The ‘Calathea Crocata’ originated in the tropical rainforests of Brazil, and with the assistance of human intervention, this plant can now be found growing along the rainforest floor in Colombia, Paraguay, Peru, and Ecuador.
Belonging to the Marantaceae family, this family of plants is fondly referred to as the prayer plant family. These plants are unique in the sense that we can noticeably see them react to the circadian rhythms of the sun. At night, or when they are without light, the leaves will fold down flat as if they are recharging for the night. In the morning, the well-rested and revitalized leaves lift back up to greet the sun!
The Calathea family are excellent air purifiers. Place them in your bedroom and let their strong air-purifying abilities help revitalize your sleep.
BBX Top Tip:
Water your Calathea with distilled, filtered, or rainwater. This will prevent mineral deposits from accumulating in the leaves. Calatheas are very sensitive to these deposits and will form browning along the leaf edges as a result.
Calathea 'Eternal Flame' - Common Problems
Problem #1: Why are the leaves on my Calathea turning brown?
Are you watering with tap water?
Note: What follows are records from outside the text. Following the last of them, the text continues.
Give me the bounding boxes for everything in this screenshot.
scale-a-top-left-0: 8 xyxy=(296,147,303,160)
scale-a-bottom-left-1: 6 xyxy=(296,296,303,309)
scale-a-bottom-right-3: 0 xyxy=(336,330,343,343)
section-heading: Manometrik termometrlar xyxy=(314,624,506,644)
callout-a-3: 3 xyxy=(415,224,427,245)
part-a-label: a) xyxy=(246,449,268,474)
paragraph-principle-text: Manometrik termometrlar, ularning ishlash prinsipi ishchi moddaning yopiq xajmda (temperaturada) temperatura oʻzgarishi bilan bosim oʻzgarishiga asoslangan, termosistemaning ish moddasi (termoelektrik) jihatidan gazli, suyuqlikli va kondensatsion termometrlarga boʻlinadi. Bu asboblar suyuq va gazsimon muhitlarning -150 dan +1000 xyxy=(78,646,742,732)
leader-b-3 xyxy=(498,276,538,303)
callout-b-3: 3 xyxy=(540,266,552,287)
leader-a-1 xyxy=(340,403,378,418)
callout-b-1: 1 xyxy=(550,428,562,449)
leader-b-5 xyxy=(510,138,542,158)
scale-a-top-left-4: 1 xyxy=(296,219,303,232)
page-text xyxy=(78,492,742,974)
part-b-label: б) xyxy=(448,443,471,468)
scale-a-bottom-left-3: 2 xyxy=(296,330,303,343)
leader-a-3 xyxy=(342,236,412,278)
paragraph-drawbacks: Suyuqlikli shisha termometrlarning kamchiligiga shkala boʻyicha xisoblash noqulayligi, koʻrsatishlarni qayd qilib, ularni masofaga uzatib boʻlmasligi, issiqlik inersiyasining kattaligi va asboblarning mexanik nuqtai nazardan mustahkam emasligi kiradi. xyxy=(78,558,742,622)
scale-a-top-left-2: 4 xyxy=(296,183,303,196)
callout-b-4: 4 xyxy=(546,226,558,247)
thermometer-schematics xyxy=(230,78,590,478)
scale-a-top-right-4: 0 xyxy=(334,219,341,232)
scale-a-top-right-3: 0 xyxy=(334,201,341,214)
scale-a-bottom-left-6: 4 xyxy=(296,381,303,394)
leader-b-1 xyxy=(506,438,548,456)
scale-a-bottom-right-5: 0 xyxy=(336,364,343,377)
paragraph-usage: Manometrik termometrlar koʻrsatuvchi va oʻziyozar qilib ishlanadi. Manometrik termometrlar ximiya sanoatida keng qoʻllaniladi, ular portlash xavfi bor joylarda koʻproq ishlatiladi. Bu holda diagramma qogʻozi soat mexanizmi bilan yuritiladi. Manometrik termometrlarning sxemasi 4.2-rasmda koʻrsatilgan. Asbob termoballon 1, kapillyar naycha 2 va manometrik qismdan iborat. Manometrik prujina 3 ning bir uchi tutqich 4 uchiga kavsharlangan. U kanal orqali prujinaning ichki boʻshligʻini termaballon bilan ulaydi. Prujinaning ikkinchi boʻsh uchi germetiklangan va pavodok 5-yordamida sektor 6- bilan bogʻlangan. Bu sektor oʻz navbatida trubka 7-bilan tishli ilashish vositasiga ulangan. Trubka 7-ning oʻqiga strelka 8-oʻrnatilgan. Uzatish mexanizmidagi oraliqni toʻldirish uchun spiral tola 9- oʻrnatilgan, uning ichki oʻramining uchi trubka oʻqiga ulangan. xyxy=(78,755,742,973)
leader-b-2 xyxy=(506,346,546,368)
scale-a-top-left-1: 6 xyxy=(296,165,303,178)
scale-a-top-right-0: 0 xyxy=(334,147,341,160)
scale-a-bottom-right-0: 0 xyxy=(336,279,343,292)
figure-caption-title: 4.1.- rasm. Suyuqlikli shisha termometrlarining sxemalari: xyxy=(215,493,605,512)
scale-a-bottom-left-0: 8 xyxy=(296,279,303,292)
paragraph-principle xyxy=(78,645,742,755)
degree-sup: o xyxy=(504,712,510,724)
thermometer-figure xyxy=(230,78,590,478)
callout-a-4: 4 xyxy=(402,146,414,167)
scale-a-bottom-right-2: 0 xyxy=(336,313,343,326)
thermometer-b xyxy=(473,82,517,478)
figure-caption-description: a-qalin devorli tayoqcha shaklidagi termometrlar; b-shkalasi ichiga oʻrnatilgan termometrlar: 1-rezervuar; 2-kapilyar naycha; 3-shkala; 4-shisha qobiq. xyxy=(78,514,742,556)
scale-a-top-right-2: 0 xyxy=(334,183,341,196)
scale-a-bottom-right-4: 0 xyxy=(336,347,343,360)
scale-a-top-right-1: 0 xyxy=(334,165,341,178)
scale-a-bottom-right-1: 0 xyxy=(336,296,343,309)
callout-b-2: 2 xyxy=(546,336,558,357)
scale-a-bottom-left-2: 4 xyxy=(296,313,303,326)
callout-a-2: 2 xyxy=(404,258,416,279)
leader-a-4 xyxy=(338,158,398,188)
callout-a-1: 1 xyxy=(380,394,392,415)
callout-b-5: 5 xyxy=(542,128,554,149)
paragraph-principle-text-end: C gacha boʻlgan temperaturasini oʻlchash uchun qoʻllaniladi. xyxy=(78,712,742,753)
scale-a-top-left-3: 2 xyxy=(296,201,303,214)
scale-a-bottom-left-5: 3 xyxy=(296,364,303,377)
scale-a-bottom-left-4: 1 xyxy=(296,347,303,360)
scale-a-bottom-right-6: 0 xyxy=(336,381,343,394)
Tap water often contains salts, chlorine, minerals, and fluoride – all of which can build up in the soil causing the tips of the leaves to turn brown and curl inwards.
Problem #2: Why is my Calathea dying?
Calatheas typically fail to thrive indoors because they are not being watered correctly. The soil should remain evenly moist. Calatheas do not handle droughts well. Their leaves will become extremely dry and even die back if they are not receiving adequate water.
Problem #3: How often should you water a Calathea plant?
Calatheas enjoy weekly waterings, allowing the top 2' of soil to dry out partially. In winter, we recommend watering less frequently to prevent overwatering and root rot.
Signs of Overwatering: New growth becomes soft and brown and the leaves begin to drop.